As part of a settlement between the county and environmentalists last year, Pasco agreed to create a 25-person citizens advisory committee to recommend changes to the land use plan by October 2003.
Commissioners will choose five members from each of the five planning districts. The county's growth management office created the districts, which don't correspond to the five commissioners' districts, by grouping similar communities together.
District 1, including Shady Hills and Aripeka, will run from the Gulf of Mexico to Bellamy Brothers Boulevard near San Antonio, from State Road 52 to County Line Road.
District 2, which includes Dade City and the cities of Saint Leo and San Antonio, runs west-to-east from Bellamy Brothers to the Sumpter County line and north-to-south from Hernando County to Clinton Avenue and SR 52.
District 3 takes in most of the west Pasco coastal communities, from Holiday and Trinity in the south to Hudson in the north. Its eastern boundary is Little Road.
District 4 starts at Little Road and SR 52 and runs southeast to encompass Odessa, Land O'Lakes and part of Wesley Chapel west of Interstate 75.
District 5 begins east of I-75 and runs to the Polk County line, taking in Zephyrhills and Crystal Springs.
As commissioners approved the districts Tuesday night, county attorney Robert Sumner stressed the need to balance committee membership between landowners/developers and environmentalists.

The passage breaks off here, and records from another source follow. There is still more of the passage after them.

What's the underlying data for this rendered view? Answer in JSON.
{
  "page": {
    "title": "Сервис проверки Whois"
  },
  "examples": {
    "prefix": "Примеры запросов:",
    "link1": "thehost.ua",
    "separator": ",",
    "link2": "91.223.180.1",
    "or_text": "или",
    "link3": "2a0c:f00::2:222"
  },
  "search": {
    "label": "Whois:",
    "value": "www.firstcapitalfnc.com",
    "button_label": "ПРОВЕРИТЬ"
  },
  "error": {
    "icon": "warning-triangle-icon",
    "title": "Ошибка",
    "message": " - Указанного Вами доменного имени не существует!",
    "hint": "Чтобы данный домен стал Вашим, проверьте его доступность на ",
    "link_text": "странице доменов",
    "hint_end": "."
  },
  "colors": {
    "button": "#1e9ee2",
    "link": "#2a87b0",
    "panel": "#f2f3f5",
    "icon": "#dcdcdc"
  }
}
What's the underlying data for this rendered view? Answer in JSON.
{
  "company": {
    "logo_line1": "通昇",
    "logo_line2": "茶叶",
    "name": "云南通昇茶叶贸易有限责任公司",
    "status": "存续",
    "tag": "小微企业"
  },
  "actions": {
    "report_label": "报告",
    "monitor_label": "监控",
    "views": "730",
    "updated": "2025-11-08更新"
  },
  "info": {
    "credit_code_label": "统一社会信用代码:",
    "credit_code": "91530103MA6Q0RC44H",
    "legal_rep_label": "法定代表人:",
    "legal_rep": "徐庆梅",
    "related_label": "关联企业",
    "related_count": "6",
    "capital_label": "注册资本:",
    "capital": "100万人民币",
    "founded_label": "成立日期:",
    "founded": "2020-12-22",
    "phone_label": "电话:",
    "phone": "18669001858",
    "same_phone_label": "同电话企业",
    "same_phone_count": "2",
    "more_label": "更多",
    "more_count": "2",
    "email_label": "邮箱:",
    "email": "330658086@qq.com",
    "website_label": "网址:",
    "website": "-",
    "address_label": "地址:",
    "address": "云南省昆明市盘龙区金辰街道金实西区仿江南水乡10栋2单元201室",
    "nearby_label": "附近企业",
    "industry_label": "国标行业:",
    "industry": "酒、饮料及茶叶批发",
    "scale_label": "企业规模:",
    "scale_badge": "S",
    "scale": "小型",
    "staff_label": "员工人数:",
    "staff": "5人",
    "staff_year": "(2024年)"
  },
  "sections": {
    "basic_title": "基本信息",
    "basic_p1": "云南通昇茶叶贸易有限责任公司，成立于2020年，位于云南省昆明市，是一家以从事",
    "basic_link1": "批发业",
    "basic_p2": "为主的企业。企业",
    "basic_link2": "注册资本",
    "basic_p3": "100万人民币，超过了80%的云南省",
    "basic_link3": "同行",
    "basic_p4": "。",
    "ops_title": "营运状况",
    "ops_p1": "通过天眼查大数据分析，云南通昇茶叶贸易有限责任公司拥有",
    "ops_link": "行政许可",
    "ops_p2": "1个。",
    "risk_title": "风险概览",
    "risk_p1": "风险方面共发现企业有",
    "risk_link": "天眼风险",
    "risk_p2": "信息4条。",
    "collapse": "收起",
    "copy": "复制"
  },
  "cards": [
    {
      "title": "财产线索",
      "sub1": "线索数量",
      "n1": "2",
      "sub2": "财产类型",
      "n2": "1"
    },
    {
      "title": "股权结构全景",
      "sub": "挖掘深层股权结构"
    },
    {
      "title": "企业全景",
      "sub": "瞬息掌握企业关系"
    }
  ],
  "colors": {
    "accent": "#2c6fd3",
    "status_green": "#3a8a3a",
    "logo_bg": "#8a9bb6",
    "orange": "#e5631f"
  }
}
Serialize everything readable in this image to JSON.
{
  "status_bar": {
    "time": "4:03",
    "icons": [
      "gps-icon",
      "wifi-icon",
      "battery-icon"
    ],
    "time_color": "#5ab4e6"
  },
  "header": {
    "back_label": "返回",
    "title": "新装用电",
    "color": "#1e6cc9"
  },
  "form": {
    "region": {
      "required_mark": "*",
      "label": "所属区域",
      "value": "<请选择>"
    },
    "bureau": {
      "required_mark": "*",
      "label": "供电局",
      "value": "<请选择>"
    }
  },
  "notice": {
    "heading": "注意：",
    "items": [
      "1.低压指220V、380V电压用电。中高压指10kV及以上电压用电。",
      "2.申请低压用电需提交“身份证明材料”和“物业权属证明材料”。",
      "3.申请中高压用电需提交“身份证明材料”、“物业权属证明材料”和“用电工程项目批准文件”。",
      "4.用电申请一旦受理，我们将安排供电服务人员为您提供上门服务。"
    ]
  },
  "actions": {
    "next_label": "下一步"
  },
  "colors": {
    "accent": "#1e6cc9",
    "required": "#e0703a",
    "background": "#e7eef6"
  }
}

The criticism of earlier citizens advisory committees was that overrepresentation by developers stifled opposition from slow-growth activists.
"We were run over," said Judy Williams, a water activist from Land O'Lakes who sat on the last incarnation of the committee. "They beat us 3-to-1."
About 40 people have submitted applications for the 25 committee positions. The county plans to continue taking applications through March. After commissioners appoint the committee in April, the group could convene in May.